Believe me, the influence of faith will illustrate all this mystery, and reduce even these impostures to a simple truth. Without it, only the grossest superstition would believe that sympathy would thus “take the wings of the morning,” and impart to a mind that was thinking at our antipodes a consciousness of our own sentiments; for this would be a revival of that blind credulity, which in the darker ages was reposed in the superhuman agency of magic and of witchcraft.
SIBYLLINE INFLUENCE.
“She was a charmer, and cou’d almost read
The thoughts of people.”
Othello.
Ida. As you unfold the wonders of the mind, Evelyn, the secrets of many splendid mysteries shine forth in the light of your truth; and the wisdom of “charmed rings,” “blessed brambles,” and amulets and talismans, fades before the precepts of a purer faith.
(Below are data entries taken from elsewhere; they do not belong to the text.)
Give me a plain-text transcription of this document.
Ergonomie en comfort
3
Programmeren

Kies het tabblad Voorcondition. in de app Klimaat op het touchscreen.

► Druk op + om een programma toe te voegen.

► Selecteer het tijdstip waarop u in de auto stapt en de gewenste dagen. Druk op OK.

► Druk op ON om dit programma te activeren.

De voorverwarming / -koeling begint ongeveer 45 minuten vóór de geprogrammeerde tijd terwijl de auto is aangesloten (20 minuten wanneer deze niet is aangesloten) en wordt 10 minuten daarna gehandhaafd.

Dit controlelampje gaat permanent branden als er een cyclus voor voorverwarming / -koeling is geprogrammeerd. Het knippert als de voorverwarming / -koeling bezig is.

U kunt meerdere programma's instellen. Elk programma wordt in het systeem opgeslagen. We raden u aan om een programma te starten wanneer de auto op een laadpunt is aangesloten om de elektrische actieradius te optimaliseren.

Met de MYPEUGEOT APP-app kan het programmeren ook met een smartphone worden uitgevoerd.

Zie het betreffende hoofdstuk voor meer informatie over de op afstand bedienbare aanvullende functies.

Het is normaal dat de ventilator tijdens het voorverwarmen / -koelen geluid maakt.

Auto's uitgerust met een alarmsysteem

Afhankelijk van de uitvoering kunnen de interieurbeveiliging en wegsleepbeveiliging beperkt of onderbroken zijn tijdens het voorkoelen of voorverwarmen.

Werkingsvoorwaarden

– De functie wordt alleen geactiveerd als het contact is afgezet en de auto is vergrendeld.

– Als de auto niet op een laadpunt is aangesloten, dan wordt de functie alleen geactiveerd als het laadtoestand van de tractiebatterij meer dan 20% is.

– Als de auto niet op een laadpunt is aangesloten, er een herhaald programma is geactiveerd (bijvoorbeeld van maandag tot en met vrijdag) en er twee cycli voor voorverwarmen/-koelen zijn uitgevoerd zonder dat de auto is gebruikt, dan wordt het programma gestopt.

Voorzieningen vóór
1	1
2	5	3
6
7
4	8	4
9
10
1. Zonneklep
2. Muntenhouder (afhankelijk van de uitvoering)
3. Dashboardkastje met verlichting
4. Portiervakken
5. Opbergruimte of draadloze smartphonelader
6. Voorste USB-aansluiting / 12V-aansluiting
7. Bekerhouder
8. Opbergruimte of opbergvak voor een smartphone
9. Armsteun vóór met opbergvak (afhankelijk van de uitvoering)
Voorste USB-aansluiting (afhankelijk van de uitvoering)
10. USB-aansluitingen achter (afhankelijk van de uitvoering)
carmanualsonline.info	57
Yet is there no witchcraft in your philosophy? You have, methinks, absolved Astrophel from spells and dark hours, for, in the softened lustre of his eye I see a light more holy than its wonted flash of divination.
Cast. You have more faith in his conversion than I have, Ida; for, lo ye now! On a mossy stone in Tintern lay this sable velvet pouch, which, from its mystic ’broidery, might be the lost treasure of a Rosicrucian cabalist.